Seit 2006 wird an der Otto-von-Guericke-Universität Magdeburg der Studiengang Philosophie-Neurowissenschaften-Kognition (PNK) angeboten. In diesem Jahr wurde er um den Master erweitert.

Magdeburg l Das Zusammenspiel von Philosophie und Neurowissenschaftlern - das ist eine auf den ersten Blick außergewöhnliche Kombination. Warum diese Kombination notwendig war, erklären Professor Holger Lyre und Doktor Ramiro Glauer: "Die Neurowissenschaften boomen derzeit", sagt Ramiro Glauer. Er ist Studienberater des PNK-Studiengangs. "Mit neurowissenschaftlichen Erkenntnissen kann genauer erklärt werden, wie das menschliche Gehirn funktioniert - das Organ, mit dem wir denken und fühlen." Neurowissenschaftliche Erkenntnisse setzen ein Potenzial in die Welt, die Funktionen des Gehirns auf bisher ungeahnte Weise zu beeinflussen oder zu bestimmen. Der Einsatz von Psychopharmaka, um die Persönlichkeit zu optimieren oder die Verwendung von Gehirnscans, um festzustellen, ob ein Angeklagter strafrechtlich schuldfähig ist, sind nur einige Möglichkeiten. Mit anderen Worten: Die Erforschung des Gehirns hat pädagogische, therapeutische und rechtliche Auswirkungen.

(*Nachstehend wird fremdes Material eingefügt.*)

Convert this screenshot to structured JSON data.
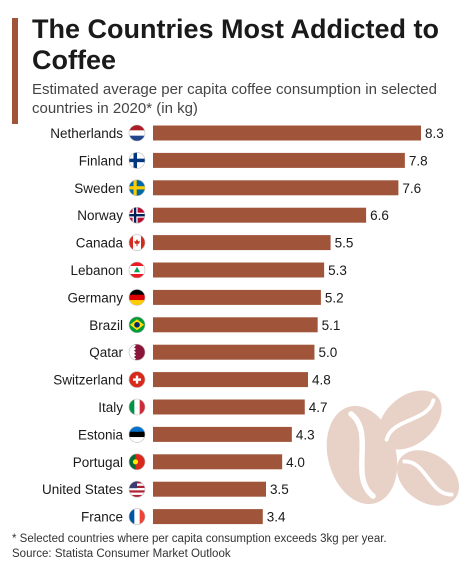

Ein konkretes Beispiel: Es wird schon lange diskutiert, ob künstliche Intelligenzen - also zum Beispiel unbemannte Autos, führerlose Flugzeuge oder vollautomatisierte Verkehrsleitsysteme - im Verkehr eingesetzt werden dürfen. Eine moralische Dimension ist in diesem Zusammenhang schnell erreicht bei der Frage, wer im Falle eines Unfalls die Konsequenzen trägt. Wem wird bei einem Flugzeugabsturz die rechtliche Schuld gegeben? Technologien, die auf Erkenntnissen der Neurowissenschaften basieren, stehen also der philosophischen Hinterfragung gegenüber.

"Es ist wichtig, Studierende frühzeitig auszubilden, die in beiden Richtungen ein Standbein haben", sagt Holger Lyre, geschäftsführender Direktor des Instituts für Philosophie. "Daher ist ein interdisziplinärer Studiengang sinnvoll." Im Bachelorstudiengang PNK setzen sich die Studierenden zunächst mit philosophischen Fragen auseinander. Wie wirken Geist und Materie zusammen? Wie funktioniert unser Bewusstsein? Mit dieser philosophischen Sicht werden dann naturwissenschaftliche Bereiche wie die der Biologie, der Neurobiologie und der Psychologie betrachtet. "Die Studierenden lernen damit Arbeitsmethoden aus den Geisteswissenschaften wie aus den Naturwissenschaften kennen", erzählt Glauer. Beide Wissenschaftsbereiche können sich in der PNK ergänzen und voneinander profitieren.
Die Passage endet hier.